Thursday, May 14, 2020

May 13

Gail Tverberg has some interesting comments on the pandemic.

The wonders of globalization. We did our usual shopping trip this morning and noticed that the meat freezer at the dairy was nearly empty. The cashier said that their usual suppliers have been slammed as the pandemic has hit the big meat processors hard. Evidently, other factors are hitting the meat supply chain as well: like supplying the Chinese market.

May 14

I ran out of gas yesterday as you can probably guess.

As I mentioned we did our fortnightly shopping trip yesterday. I mentioned the dairy and its woes keeping up its stock of meat. We would have picked up a package of breakfast sausage links but they were out of that and almost everything else. And limiting customers to four packs of ground beef. The owner was headed out to Shipshewana to try to stock up but had no assurance he could get his whole order filled.

The local supermarket was well supplied and we got everything we wanted there. We don't by meat there because the quality has left us underwhelmed. But I didn't see any large gaps anywhere. They still limit people to using one door to come in and one to leave. We tried to follow the arrows on the floor that direct one-way traffic but usually we were too busy thinking about what we were looking for and wound up going the wrong way. Interestingly, about half the shoppers were not wearing masks. We were.

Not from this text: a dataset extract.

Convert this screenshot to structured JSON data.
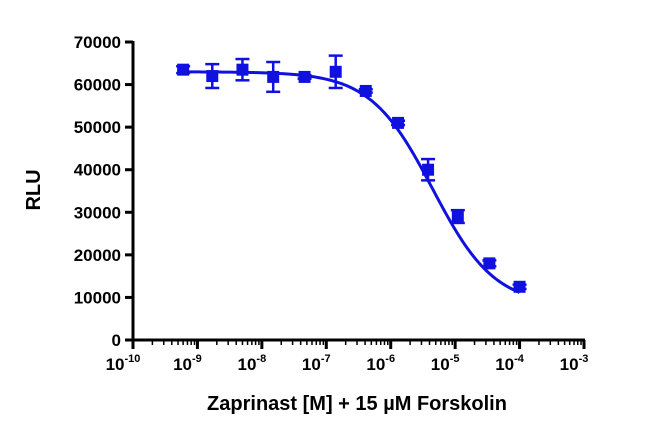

We wanted to go to our local ACE hardware store but the hours were reduced and we weren't going to wait two hours for them to open up. Evidently they had just re-opened after having closed for the shutdown. I wonder why since hardware stores were deemed essential. They had a large sign outside "Masks Required."

The dollar store hadn't changed at all. All the customers were masked though the clerk was not.

Naked Capitalism had this little piece that I think hits a bull's eye the politicians would rather we all ignored.

A new topic has entered our discussions. Yesterday we passed a bin with 20 lb. bags of rice at a good price. Should we get one? We decided not because we have 2 five pound bags already. Today, as I emptied a 5 lb bag of flour into our canisters I told Mom to put flour on our shopping list. We have another so Mom suggested we not. I reminded her of how hard it had been to get flour the last time. She put it on the list. We have gotten very flexible about what we need and what we can substitute for what we might not be able to get at the time. They say the prices are going up but it hasn't had a major impact on us--yet.